1 sur 10 000

Chapitre 2 : Dernière volonté

2132 mots, Catégorie: K+

Dernière mise à jour 09/06/2020 11:21

— Très bien, vous pouvez entrer.


La voix de L résonna dans la pièce, toujours alourdie par un silence de mort. Les deux jeunes femmes entrèrent et se jetèrent sur Light, qui n’avait toujours pas prononcé un mot. Soichiro récupéra la carte dans la main de sa fille. Il la contempla, atterré. Ce n’était qu’un simple morceau de plastique, il ne pesait rien, rien que quelques grammes, mais il avait du mal à la tenir. Light, de son côté, regardait dans le vide tandis que Sayu le serrait de toutes ses forces, secouée de sanglots. Lui n’arrivait pas à pleurer. Il n’était pas triste, il n’avait pas peur. Il ne sentait rien d’autre que le sol sous ses pieds, les bras de sa soeur autour de sa taille et la tache humide que ses larmes dessinaient sur sa chemise. Il se rendit compte qu’il allait sûrement mourir dans ces vêtements, qui lui parurent tout de suite rêches et étriqués. Son regard croisa celui de Matsuda et l’agacement qu’il ressentait d’habitude en le voyant lui arrivait étouffé, comme s’il était déjà loin de tout cela.


Son bras se mit à le démanger, le même bras sur lequel il avait reçu l’injection, bien des années auparavant. Il se remémora la grande salle, où on les avait tous alignés à la fin du discours sur la valeur de la vie et son importance dans la prospérité nationale. Ils étaient cent quarante-sept ce jour-là, tous des bambins qui comprenaient à peine ce dans quoi on les embarquait. A l’âge de huit ans, tous les enfants du Japon recevaient la fameuse injection, qui pouvait à jamais sceller leur destin. Un seul sur dix mille d’entre eux contenait, en plus d’un peu de solution saline, une capsule programmée pour que le coeur de celui à qui elle serait inoculée cesse de battre à l’horaire prévu. Cela n’avait été qu’une piqûre comme les autres, à peine plus douloureuse qu’un vaccin. A la fin, on avait collé une étiquette présentant un numéro de série et un code-barres à côté de leur nom puis on les avait tous félicités de s’être montrés si courageux pour le bien de la nation. Light n’avait pas une seule seconde songé qu’il monterait sur cet échafaud. Tout d’abord parce que Kyoka Nakajima, qui avait reçu l’injection le même jour que lui avait reçu son préavis de mort le jour de sa remise de diplôme et que les chances que deux capsules se soient trouvées dans les cent quarante-sept apportées à leur école ce jour-là frisaient le zéro absolu, mais aussi parce qu’il était fils de policier. Avec quelques relations, il était facile de savoir si une seringue porteuse de la capsule se trouverait dans le lot de celles destinées à la promotion de son enfant et de glisser un billet ou deux à la bonne personne pour qu’elle procède à un échange discret. Officiellement, personne n’avait le droit à un traitement de faveur, mais tout le monde savait que la progéniture des hauts gradés et les puissants ne recevaient jamais l’Ikigami. Jamais.

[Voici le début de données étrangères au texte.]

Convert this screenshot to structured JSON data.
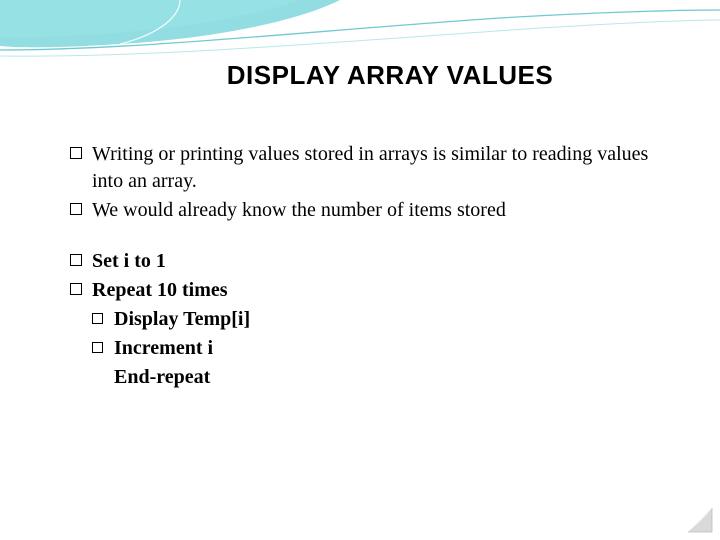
{
  "title": "DISPLAY ARRAY VALUES",
  "para": {
    "p1": "Writing or printing values stored in arrays is similar to reading values into an array.",
    "p2": "We would already know the number of items stored"
  },
  "code": {
    "l1": "Set i to 1",
    "l2": "Repeat 10 times",
    "l3": "Display Temp[i]",
    "l4": "Increment i",
    "l5": "End-repeat"
  },
  "colors": {
    "swoosh_fill": "#7fd7dc",
    "swoosh_line": "#6fc9cf"
  }
}
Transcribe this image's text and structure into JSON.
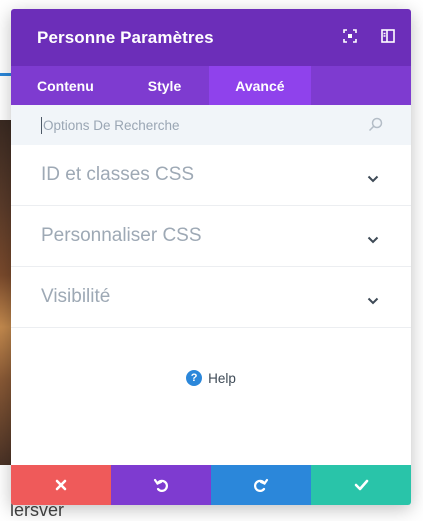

Alors, quand Soichiro Yagami s’approcha de son fils et posa sa main sur son épaule, c’est avec rage que Light lui répondit. De ses mains tremblantes, il empoigna sa veste et la serra si fort que ses doigts lui faisaient mal.


— Comment as-tu… comment as-tu pu me faire ça ?! Tu les as laissés m’injecter ce… cette horreur ?!

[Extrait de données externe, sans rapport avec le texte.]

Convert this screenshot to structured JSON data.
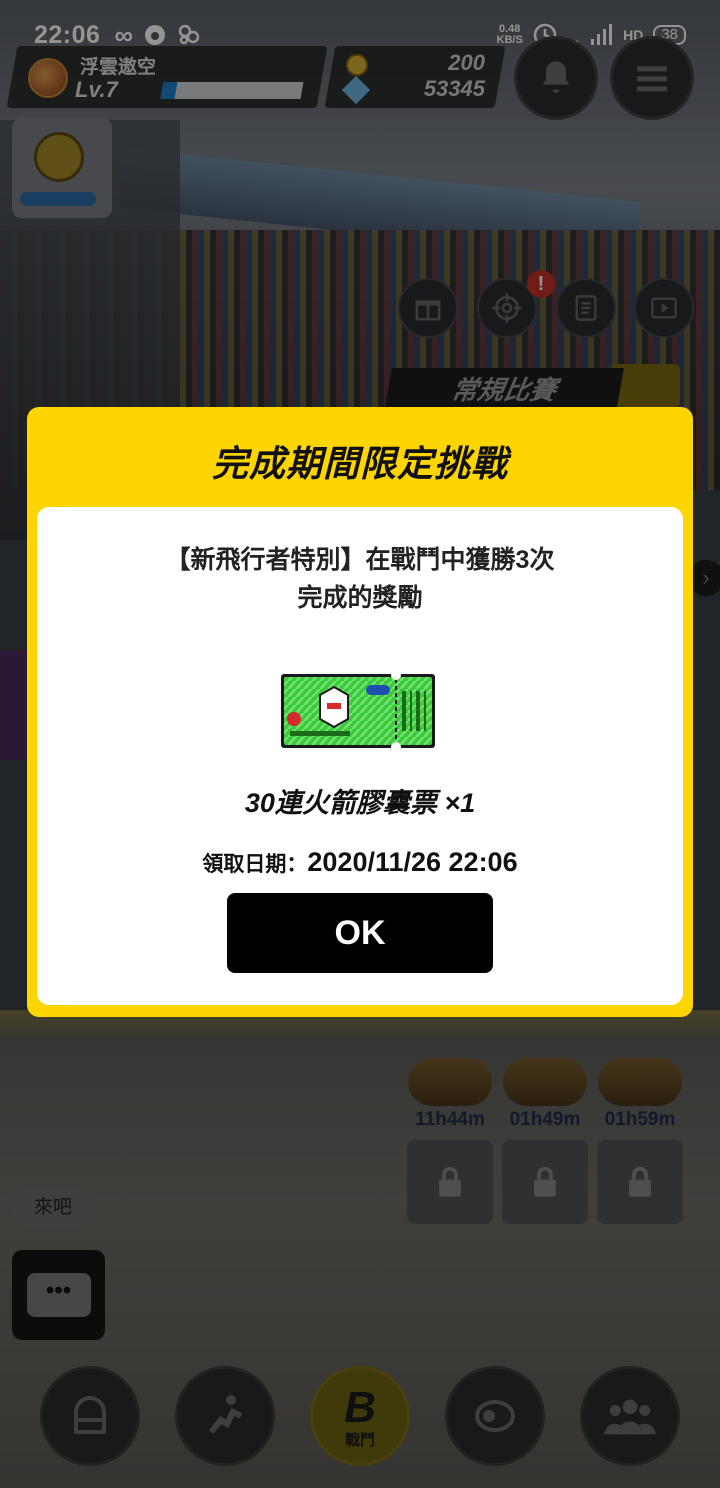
{
  "status_bar": {
    "time": "22:06",
    "net_speed_value": "0.48",
    "net_speed_unit": "KB/S",
    "network": "46",
    "hd": "HD",
    "battery": "38"
  },
  "player": {
    "name": "浮雲遨空",
    "level": "Lv.7",
    "xp_fraction": 0.1
  },
  "currency": {
    "coins": "200",
    "gems": "53345"
  },
  "mode_banner": "常規比賽",
  "alert_badge": "!",
  "capsules": [
    {
      "timer": "11h44m"
    },
    {
      "timer": "01h49m"
    },
    {
      "timer": "01h59m"
    }
  ],
  "chat": {
    "bubble_text": "來吧",
    "button_glyph": "•••"
  },
  "bottom_nav": {
    "battle_label": "戰鬥",
    "battle_glyph": "B"
  },
  "modal": {
    "title": "完成期間限定挑戰",
    "description_line1": "【新飛行者特別】在戰鬥中獲勝3次",
    "description_line2": "完成的獎勵",
    "reward_name": "30連火箭膠囊票 ×1",
    "claim_date_label": "領取日期：",
    "claim_date_value": "2020/11/26 22:06",
    "ok_label": "OK"
  },
  "colors": {
    "modal_yellow": "#ffd500",
    "ok_button": "#000000",
    "ticket_green": "#3ccb3c"
  }
}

Sa voix tremblait et il sentait les larmes lui monter aux yeux, sans jamais pouvoir les laisser sortir. Toute sa vie, il s’était efforcé de demeurer impassible, et ne versait qu’une larme calculée quand la situation l’exigeait. Mais pleurer pour de vrai, c’était tout autre chose. Tout comme rire, il avait tant pris l’habitude de ne le faire que sur commande qu’il était incapable de les laisser échapper autrement. Ses émotions se tenaient au bord de lui, ne demandant qu’à le libérer sans que jamais il ne les laisse. Soichiro se dégagea sans peine de son emprise et réajusta ses lunettes sur son nez, la peine qu’il affichait quelques secondes plus tôt remplacée par son habituelle sévérité.


— Je n’ai jamais songé à tricher, ni avec toi, ni avec ta soeur. Bien sûr, j’ai prié tous les jours que vous soyez épargnés mais j’ai joué selon les règles. Et fais un peu attention à ce que tu dis.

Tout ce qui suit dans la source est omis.